| I am the author of Hotcaml. There is actually some notion of persisting state in it. Reloading is done at the granularity of a module. The reverse dependencies of a module that changed are also reloaded, but the dependencies are not. The runtime state of all modules that are not reloaded is persisted. Here is an example: https://aws1.discourse-cdn.com/standard11/uploads/ocaml/orig... The dependency graph is roughly: system layer -> renderer -> slideshow
The system layer initializes the window (with SDL) and an OpenGL context.
The renderer allocates resources (buffers, fonts, ...).
The slideshow only defines the content to be drawn. In the live code, only the slideshow is modified, so the system and renderer states are not affected. Doing reloading at the module granularity meshes well with ML semantics: it is a straightforward extension of the "hyperstatic environment" and it preserves type safety and modular abstraction. A static language that is designed with hot reloading in mind could do better, the generative nature of ML type definitions is not ideal. I guess that structural type systems permit a finer grained notion of reloading. Actually, a finer-grained notion of persistence and state migration could be built as a library (with some macros) on top of Hotcaml. The important step is to be able to reify type definitions and then to define some notion of "type compatibility" (between old and new modules) by induction on the structure of types.

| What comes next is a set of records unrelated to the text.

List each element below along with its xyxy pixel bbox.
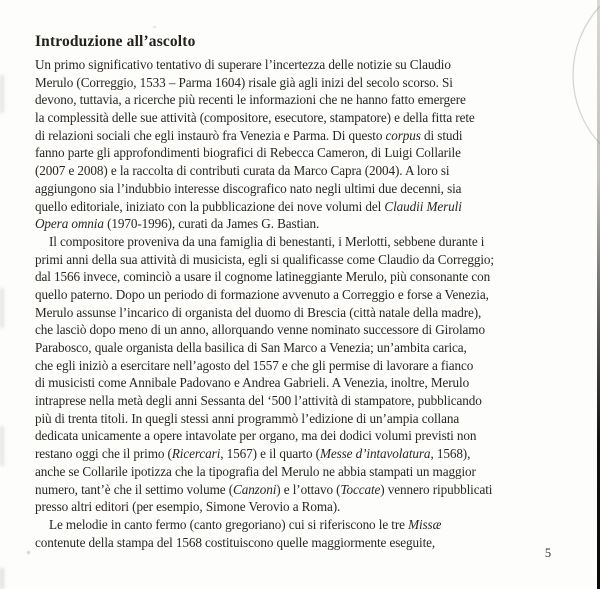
body-text-segment: di musicisti come Annibale Padovano e Andrea Gabrieli. A Venezia, inoltre, Merulo: [35, 375, 470, 391]
text-line: [35, 445, 570, 463]
text-line: [35, 127, 570, 145]
body-text-segment: Il compositore proveniva da una famiglia di benestanti, i Merlotti, sebbene durante i: [49, 233, 485, 249]
scan-smudge: [0, 75, 4, 113]
text-line: [35, 162, 570, 180]
body-text-segment: dal 1566 invece, cominciò a usare il cognome latineggiante Merulo, più consonante con: [35, 269, 491, 285]
text-line: [35, 357, 570, 375]
text-line: [35, 56, 570, 74]
body-text-segment: che lasciò dopo meno di un anno, allorquando venne nominato successore di Girolamo: [35, 322, 485, 338]
text-line: [35, 481, 570, 499]
text-line: [35, 109, 570, 127]
text-line: [35, 516, 570, 534]
text-line: [35, 144, 570, 162]
body-text-segment: ) vennero ripubblicati: [380, 481, 493, 497]
text-line: [35, 339, 570, 357]
body-text-segment: , 1568),: [430, 446, 471, 462]
body-text-segment: fanno parte gli approfondimenti biografici di Rebecca Cameron, di Luigi Collarile: [35, 145, 461, 161]
body-text-segment: , 1567) e il quarto (: [220, 446, 320, 462]
text-line: [35, 233, 570, 251]
body-text-segment: primi anni della sua attività di musicista, egli si qualificasse come Claudio da Correggio;: [35, 251, 494, 267]
body-text-segment: intraprese nella metà degli anni Sessanta del ‘500 l’attività di stampatore, pubblicando: [35, 393, 482, 409]
scan-smudge: [0, 426, 4, 466]
italic-title-text: Toccate: [340, 481, 381, 497]
body-text-segment: contenute della stampa del 1568 costituiscono quelle maggiormente eseguite,: [35, 534, 436, 550]
text-line: [35, 498, 570, 516]
text-line: [35, 304, 570, 322]
text-line: [35, 268, 570, 286]
body-text-segment: la complessità delle sue attività (compositore, esecutore, stampatore) e della fitta rete: [35, 110, 475, 126]
body-text-segment: che egli iniziò a esercitare nell’agosto del 1557 e che gli permise di lavorare a fianco: [35, 357, 474, 373]
text-line: [35, 410, 570, 428]
text-line: [35, 534, 570, 552]
body-text-segment: devono, tuttavia, a ricerche più recenti le informazioni che ne hanno fatto emergere: [35, 92, 466, 108]
text-line: [35, 374, 570, 392]
page-title: Introduzione all’ascolto: [35, 33, 196, 50]
body-text-segment: (2007 e 2008) e la raccolta di contributi curata da Marco Capra (2004). A loro si: [35, 163, 450, 179]
body-text-segment: Parabosco, quale organista della basilica di San Marco a Venezia; un’ambita carica,: [35, 340, 467, 355]
body-text-segment: dedicata unicamente a opere intavolate per organo, ma dei dodici volumi previsti non: [35, 428, 477, 444]
text-line: [35, 286, 570, 304]
text-line: [35, 180, 570, 198]
text-line: [35, 463, 570, 481]
text-line: [35, 74, 570, 92]
text-line: [35, 321, 570, 339]
scan-speck: [153, 26, 156, 28]
scan-speck: [27, 551, 30, 554]
body-text-segment: (1970-1996), curati da James G. Bastian.: [103, 216, 320, 232]
text-line: [35, 427, 570, 445]
scan-smudge: [0, 288, 4, 328]
italic-title-text: corpus: [385, 127, 421, 143]
italic-title-text: Messe d’intavolatura: [319, 446, 431, 462]
body-text-segment: numero, tant’è che il settimo volume (: [35, 481, 233, 497]
text-line: [35, 392, 570, 410]
body-text-segment: di studi: [420, 127, 463, 143]
italic-title-text: Opera omnia: [35, 216, 104, 232]
body-text-segment: Un primo significativo tentativo di superare l’incertezza delle notizie su Claudio: [35, 57, 451, 72]
text-line: [35, 198, 570, 216]
text-line: [35, 251, 570, 269]
body-text-segment: più di trenta titoli. In quegli stessi anni programmò l’edizione di un’ampia collana: [35, 410, 460, 426]
body-text-segment: Merulo (Correggio, 1533 – Parma 1604) risale già agli inizi del secolo scorso. Si: [35, 74, 453, 90]
body-text-segment: quello paterno. Dopo un periodo di formazione avvenuto a Correggio e forse a Venezia,: [35, 286, 489, 302]
body-text-segment: aggiungono sia l’indubbio interesse discografico nato negli ultimi due decenni, sia: [35, 180, 462, 196]
body-text-segment: quello editoriale, iniziato con la pubblicazione dei nove volumi del: [35, 198, 385, 214]
text-line: [35, 215, 570, 233]
body-text-segment: di relazioni sociali che egli instaurò fra Venezia e Parma. Di questo: [35, 127, 386, 143]
italic-title-text: Ricercari: [171, 446, 221, 462]
body-text-segment: Merulo assunse l’incarico di organista del duomo di Brescia (città natale della madre),: [35, 304, 482, 320]
italic-title-text: Claudii Meruli: [384, 198, 462, 214]
body-text-segment: restano oggi che il primo (: [35, 446, 172, 462]
body-text-segment: Le melodie in canto fermo (canto gregoriano) cui si riferiscono le tre: [49, 516, 409, 532]
body-text: [35, 56, 570, 551]
page-number: 5: [544, 546, 552, 560]
body-text-segment: anche se Collarile ipotizza che la tipografia del Merulo ne abbia stampati un maggior: [35, 463, 476, 479]
scan-smudge: [0, 568, 4, 589]
body-text-segment: presso altri editori (per esempio, Simone Verovio a Roma).: [35, 499, 341, 515]
italic-title-text: Missæ: [408, 516, 442, 532]
text-line: [35, 91, 570, 109]
italic-title-text: Canzoni: [233, 481, 277, 497]
body-text-segment: ) e l’ottavo (: [276, 481, 341, 497]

This is a lot of work, but could be built on top of Hotcaml foundations. |
Ah that makes sense to me, and explains to me why in your linked demo the rotation resets after every color change, but the other stuff doesn't. That does mean though that having the circle not reset after every color change is probably not feasible unless the module order is fairly convoluted right? (because most straightforward ways I can think of organizing the code would have the circle motion as a reverse dependency of the color of the circle).